We often get stuck in scripts, in our role, and it takes guts, or an almighty power that has a Woody Allen way of doing things to break us out of the ordinary, the ordained, the happy endings that we build in our heads based on our imagined feelings, or the ordinary endings we have internalized as true, or as inevitable. When is it that we start thinking that there are higher purposes to our lives, that maybe settling for what is there, the not so great, the mediocre is not for everyone, it’s not for us, and maybe we are not meant to just accept things as they are, maybe we should be striving for the extraordinary, in feeling, in love, in self-realization, creativity, brilliant art, in writing words that really move people, inspire them, make them change their beliefs, step out of the script and be the best they can be, and do the best they can do, achieve something meaningful, live their dreams.
I am not sure everyone is meant to create great art, work on brilliant inventions, write inspiring words, dance like a dream, sing like a nightingale, make films that move us, yet there is one truth, one thing that all of us can do, and that is to be the best that we can be, as people, as friends, as lovers, as members of humanity striving to be good to each other and to our future. Everyone can love someone or something to the full extent of oneself, to a point where it hurts to breathe, to the absolute maximum, to love and adore with abandon, to just feel that tide, of emotions, of happy pain, that comes from dedicating ourselves to love, for what we do, for our family, for our loved one, for our art, for our deity if we have one, for whatever it is that makes us dream, come alive, be the us that we are meant to be when we were created.
Why do we allow ourselves to be stuck in our familiar, our comfort zone, not daring to step out. Why don’t you do a breakdance move, a hop and skip in the middle of your square dance of life. Dare to get out of your ordinary, and think hard about your preconceived ideas about who you should be and what you should be doing with your life. I have worked with people who loathe what they do, yet they do it day in and day out, convincing themselves it is for the comfort of their families that they stay in a dead end job, for the financial security, I know friends locked in loveless marriages, in dead end relationships that they don’t like to be in anymore, but that they are scared to leave without the guarantee of the viable alternative. When were there any guarantees in life? Any of us can be hit by a bus tomorrow, have that dreaded disease, our lives are the most fragile things we have, yet we plan as if we would be living to the age of Methuselah. Is it worth it? Would living the mediocre and ordinary replace the beauty and passion of the extraordinary? For what purpose are we willing to give up on what we can be and we could achieve? Why do we settle?
In the movie, Mia Farrow’s character struggles with a love triangle between herself, the character of the actor (Jeff Daniels) and the actor in movie real life (Jeff Daniels). It is a debate of choosing between the dream life, going to the world of the actor’s archeologist character in Cairo by entering the movie in black and white, and staying with the actor in real-life and living the real life in color. I won’t tell you what she chose or what happens, but the dilemma is real, at least for us, do we settle for what we know or do we strive to discover what we can be and how we can live life to the fullest?
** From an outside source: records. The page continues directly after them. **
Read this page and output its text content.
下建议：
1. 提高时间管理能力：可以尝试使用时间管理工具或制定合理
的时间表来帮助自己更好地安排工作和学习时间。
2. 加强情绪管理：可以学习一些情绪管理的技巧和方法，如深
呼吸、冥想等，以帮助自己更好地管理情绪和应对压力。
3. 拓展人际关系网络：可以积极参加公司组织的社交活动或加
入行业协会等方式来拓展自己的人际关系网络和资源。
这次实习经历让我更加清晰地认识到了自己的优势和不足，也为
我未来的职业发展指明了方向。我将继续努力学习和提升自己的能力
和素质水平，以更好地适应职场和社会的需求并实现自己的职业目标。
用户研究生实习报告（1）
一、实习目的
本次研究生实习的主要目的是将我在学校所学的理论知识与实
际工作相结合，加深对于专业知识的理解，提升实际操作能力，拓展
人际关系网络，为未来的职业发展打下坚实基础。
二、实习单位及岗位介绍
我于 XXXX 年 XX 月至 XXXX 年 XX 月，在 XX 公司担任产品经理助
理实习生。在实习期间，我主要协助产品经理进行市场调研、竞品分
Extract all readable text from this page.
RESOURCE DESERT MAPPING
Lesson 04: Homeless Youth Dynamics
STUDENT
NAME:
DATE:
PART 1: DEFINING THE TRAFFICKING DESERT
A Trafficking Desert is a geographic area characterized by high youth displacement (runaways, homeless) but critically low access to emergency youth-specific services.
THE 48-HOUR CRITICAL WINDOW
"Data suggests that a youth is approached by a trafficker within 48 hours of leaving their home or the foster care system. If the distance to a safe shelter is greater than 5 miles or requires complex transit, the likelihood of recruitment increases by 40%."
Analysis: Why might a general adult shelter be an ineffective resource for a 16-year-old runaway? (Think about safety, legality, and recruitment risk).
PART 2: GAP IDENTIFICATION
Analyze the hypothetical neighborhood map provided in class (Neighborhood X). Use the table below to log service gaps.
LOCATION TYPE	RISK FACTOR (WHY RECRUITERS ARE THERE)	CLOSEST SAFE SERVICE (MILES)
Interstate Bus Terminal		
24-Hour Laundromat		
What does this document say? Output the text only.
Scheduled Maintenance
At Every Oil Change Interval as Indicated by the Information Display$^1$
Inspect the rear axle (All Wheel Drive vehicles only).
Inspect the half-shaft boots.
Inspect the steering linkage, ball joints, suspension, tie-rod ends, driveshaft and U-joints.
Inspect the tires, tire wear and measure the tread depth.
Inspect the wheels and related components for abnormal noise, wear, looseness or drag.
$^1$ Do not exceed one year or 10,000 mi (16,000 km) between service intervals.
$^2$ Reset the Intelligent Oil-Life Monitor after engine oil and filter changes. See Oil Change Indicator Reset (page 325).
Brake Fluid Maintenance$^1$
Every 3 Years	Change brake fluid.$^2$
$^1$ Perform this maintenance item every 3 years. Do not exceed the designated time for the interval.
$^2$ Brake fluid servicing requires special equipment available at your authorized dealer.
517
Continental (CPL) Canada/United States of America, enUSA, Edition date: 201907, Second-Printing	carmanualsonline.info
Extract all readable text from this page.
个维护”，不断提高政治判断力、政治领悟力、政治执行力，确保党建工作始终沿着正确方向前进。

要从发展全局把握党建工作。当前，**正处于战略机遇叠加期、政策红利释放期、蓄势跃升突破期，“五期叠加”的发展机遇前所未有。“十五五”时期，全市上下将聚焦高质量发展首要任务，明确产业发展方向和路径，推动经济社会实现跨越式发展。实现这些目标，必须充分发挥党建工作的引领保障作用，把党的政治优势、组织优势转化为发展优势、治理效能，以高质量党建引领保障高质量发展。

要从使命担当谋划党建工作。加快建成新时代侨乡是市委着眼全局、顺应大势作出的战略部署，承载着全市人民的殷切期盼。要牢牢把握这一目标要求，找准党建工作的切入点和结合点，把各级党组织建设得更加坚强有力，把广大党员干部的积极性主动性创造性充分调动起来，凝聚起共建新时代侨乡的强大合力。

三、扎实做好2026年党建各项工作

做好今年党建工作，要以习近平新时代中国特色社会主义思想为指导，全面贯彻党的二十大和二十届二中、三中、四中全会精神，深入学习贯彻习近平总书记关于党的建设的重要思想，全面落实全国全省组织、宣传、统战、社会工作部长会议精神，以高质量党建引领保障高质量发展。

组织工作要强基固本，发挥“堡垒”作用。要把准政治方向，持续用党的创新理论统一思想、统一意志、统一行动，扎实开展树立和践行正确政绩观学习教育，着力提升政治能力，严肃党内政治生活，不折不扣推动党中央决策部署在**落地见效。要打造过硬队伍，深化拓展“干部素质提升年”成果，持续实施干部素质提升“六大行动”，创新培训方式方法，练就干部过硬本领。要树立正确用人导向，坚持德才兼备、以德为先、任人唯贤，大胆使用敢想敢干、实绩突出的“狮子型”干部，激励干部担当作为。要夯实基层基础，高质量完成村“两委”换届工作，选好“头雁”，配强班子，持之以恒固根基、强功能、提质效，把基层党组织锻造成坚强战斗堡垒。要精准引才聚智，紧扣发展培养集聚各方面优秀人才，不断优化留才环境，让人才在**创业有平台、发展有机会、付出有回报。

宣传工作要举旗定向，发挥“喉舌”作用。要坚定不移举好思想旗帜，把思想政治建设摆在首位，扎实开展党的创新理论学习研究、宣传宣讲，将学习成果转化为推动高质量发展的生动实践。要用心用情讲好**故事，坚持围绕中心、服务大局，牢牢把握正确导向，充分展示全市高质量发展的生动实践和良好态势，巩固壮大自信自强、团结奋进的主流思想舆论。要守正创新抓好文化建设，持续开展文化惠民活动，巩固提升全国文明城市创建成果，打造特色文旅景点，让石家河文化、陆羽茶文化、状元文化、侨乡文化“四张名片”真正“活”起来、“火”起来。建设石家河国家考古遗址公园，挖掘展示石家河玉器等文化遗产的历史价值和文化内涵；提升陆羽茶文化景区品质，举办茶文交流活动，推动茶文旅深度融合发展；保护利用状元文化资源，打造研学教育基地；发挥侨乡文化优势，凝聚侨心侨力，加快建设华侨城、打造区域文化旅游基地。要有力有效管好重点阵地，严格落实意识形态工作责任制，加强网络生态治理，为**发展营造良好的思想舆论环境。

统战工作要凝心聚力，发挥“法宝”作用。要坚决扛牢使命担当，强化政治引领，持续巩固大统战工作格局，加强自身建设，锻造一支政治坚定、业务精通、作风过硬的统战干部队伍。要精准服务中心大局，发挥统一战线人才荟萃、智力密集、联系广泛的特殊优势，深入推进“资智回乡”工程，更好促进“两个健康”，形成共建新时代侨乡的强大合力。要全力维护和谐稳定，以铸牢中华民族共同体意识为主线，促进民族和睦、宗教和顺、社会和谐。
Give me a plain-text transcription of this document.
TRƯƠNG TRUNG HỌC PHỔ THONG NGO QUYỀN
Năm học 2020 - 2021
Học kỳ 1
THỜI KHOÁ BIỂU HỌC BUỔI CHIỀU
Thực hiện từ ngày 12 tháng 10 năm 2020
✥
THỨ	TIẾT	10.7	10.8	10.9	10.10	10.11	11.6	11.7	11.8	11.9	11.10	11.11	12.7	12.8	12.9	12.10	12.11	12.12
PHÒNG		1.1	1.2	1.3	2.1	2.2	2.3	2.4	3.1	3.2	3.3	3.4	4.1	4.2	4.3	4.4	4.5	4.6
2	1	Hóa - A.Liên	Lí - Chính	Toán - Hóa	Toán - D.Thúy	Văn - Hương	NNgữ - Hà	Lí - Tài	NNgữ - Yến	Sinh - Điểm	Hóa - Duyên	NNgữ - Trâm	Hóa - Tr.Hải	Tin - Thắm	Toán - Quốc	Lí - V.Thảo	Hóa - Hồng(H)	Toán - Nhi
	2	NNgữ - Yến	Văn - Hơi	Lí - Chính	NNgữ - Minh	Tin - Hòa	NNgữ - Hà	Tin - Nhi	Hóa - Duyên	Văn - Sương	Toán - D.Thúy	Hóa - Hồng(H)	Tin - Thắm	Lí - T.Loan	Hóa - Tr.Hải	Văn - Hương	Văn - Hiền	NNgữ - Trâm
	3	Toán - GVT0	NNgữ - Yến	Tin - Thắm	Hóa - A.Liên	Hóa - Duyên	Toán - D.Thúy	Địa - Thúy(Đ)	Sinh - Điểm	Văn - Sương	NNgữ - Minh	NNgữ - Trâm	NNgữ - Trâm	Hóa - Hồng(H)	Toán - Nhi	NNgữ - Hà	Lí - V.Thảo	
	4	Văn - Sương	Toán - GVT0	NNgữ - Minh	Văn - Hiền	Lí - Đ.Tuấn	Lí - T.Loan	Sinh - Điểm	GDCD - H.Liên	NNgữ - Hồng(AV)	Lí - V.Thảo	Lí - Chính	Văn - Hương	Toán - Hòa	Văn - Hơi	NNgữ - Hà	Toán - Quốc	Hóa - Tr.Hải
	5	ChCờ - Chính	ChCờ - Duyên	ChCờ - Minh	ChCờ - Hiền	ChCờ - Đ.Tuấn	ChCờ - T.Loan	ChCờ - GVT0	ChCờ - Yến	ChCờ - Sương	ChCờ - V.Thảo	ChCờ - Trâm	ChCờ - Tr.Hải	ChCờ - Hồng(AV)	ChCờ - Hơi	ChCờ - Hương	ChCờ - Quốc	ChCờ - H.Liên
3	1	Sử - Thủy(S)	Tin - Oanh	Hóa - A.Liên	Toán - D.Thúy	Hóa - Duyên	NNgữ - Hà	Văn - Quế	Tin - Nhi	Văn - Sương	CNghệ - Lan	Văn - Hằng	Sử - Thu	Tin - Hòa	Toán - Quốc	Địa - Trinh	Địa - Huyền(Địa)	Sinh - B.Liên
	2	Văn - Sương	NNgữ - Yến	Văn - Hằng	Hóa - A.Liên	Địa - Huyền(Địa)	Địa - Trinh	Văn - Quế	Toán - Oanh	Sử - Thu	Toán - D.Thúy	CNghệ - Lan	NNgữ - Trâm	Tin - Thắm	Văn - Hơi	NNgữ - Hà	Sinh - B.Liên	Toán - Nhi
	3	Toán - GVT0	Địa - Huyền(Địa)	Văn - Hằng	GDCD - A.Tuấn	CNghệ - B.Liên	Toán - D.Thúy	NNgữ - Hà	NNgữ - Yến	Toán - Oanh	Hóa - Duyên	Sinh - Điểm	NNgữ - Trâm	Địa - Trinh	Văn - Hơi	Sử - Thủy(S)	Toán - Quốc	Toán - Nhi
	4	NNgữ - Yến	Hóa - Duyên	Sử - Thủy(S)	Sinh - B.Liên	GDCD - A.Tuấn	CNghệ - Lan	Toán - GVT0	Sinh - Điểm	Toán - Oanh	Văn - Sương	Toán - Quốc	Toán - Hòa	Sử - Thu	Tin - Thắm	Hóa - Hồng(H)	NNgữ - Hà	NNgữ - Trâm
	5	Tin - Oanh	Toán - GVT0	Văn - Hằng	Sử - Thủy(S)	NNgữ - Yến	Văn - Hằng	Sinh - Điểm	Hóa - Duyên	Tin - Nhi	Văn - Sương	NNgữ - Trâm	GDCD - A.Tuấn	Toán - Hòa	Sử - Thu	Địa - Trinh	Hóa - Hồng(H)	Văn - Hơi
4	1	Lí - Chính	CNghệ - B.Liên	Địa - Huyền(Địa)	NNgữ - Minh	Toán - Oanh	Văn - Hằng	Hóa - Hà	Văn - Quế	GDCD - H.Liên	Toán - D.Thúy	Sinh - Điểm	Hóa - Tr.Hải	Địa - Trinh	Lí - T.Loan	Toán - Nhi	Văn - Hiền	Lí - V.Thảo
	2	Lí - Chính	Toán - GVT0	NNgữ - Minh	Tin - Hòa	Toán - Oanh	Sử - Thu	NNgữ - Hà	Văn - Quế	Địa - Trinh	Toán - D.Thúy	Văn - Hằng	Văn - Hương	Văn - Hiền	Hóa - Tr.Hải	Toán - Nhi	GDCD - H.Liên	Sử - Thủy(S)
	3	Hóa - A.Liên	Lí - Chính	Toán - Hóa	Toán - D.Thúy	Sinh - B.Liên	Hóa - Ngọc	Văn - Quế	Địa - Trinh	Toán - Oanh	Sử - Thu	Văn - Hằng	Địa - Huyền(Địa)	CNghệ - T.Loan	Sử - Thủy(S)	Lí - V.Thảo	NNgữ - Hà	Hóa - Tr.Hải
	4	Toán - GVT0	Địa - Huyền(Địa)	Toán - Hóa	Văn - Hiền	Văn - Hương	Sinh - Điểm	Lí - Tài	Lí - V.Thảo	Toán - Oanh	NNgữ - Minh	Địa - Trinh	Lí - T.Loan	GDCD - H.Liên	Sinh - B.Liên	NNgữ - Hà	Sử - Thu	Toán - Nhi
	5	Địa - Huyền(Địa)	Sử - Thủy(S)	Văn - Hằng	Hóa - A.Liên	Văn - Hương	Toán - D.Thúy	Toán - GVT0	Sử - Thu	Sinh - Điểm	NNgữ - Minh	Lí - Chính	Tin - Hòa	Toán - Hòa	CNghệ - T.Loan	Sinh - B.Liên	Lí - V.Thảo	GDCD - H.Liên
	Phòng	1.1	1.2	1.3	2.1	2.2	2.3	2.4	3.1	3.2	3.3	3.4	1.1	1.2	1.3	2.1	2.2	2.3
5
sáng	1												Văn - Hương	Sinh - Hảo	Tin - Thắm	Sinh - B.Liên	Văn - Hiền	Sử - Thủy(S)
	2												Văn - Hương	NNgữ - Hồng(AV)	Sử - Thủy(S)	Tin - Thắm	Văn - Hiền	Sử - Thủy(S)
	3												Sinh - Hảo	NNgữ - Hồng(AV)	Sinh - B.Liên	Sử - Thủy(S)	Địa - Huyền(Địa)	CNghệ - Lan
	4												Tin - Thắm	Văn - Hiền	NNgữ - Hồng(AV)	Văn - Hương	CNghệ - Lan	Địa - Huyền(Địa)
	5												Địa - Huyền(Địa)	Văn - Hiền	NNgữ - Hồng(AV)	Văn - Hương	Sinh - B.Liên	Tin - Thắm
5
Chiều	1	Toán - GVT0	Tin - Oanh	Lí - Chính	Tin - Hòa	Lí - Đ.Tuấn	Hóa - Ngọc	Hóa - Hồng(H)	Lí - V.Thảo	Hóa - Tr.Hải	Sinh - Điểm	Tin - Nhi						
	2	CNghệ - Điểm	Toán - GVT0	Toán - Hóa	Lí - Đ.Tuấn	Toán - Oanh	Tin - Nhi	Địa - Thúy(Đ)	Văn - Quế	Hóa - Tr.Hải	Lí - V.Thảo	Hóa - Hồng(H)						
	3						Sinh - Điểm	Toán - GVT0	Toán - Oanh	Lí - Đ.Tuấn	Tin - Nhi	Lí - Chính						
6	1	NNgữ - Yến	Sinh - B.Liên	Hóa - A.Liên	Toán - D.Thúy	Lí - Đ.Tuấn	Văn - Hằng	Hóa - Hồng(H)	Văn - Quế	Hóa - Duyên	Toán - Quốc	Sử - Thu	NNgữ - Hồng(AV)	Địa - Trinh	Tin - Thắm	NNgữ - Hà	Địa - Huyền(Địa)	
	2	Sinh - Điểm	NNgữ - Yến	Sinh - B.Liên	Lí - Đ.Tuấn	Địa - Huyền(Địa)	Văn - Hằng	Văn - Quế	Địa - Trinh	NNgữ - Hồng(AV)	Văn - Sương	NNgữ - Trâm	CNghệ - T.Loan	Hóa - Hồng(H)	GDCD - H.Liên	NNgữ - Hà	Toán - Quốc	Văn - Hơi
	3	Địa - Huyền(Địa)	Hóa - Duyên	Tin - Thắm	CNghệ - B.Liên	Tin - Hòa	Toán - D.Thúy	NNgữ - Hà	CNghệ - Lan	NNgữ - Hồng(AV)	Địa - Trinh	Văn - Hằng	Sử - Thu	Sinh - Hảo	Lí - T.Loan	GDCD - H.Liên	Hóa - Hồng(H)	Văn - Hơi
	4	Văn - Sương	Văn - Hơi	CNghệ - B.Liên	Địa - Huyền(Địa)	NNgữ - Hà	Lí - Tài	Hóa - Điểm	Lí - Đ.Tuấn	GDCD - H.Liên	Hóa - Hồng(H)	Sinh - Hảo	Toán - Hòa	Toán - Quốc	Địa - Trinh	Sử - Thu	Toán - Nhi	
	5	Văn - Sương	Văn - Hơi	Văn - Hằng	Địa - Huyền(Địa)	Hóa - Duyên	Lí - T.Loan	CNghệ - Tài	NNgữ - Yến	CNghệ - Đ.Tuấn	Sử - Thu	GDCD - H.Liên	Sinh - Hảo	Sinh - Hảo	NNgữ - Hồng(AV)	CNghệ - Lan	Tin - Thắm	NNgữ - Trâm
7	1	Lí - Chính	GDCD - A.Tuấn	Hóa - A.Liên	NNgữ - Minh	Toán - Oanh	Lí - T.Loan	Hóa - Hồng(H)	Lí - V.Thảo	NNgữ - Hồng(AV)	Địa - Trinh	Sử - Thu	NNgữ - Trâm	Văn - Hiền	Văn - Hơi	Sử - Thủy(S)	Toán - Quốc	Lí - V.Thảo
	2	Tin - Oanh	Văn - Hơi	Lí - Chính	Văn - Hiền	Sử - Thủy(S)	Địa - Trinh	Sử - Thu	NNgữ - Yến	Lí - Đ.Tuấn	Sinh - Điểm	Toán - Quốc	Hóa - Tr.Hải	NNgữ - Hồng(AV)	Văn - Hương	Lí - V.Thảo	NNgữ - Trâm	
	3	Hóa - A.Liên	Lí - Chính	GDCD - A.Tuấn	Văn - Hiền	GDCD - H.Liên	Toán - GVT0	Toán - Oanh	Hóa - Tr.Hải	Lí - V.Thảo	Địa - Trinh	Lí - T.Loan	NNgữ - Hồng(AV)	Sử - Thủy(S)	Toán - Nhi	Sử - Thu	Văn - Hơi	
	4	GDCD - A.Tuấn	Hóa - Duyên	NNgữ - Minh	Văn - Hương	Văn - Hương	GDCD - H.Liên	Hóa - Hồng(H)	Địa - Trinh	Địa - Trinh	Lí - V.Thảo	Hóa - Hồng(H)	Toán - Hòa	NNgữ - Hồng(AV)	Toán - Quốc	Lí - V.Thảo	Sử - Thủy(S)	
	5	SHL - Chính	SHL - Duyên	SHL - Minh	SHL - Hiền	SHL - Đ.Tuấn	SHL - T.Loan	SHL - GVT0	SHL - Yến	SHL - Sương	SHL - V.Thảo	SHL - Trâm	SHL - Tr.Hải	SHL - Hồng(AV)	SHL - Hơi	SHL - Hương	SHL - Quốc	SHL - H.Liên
What will it take for us to step out of that script and morph across the screen we erected around our lives, when will we dare do the unscripted, the unusual, because we deserve it, and because it is worth it? Will we ever break out of our preconceived ideas of what love should be, ideas we got from movies and love songs, that boxed us in with expectations that limit our view of what’s real, and maybe, just maybe there is something else out there that we never experienced and that we should know what it’s about. We might be surprised at what we find on the other side. “Because, hey, you never know”. (borrowed from the NY lottery ads)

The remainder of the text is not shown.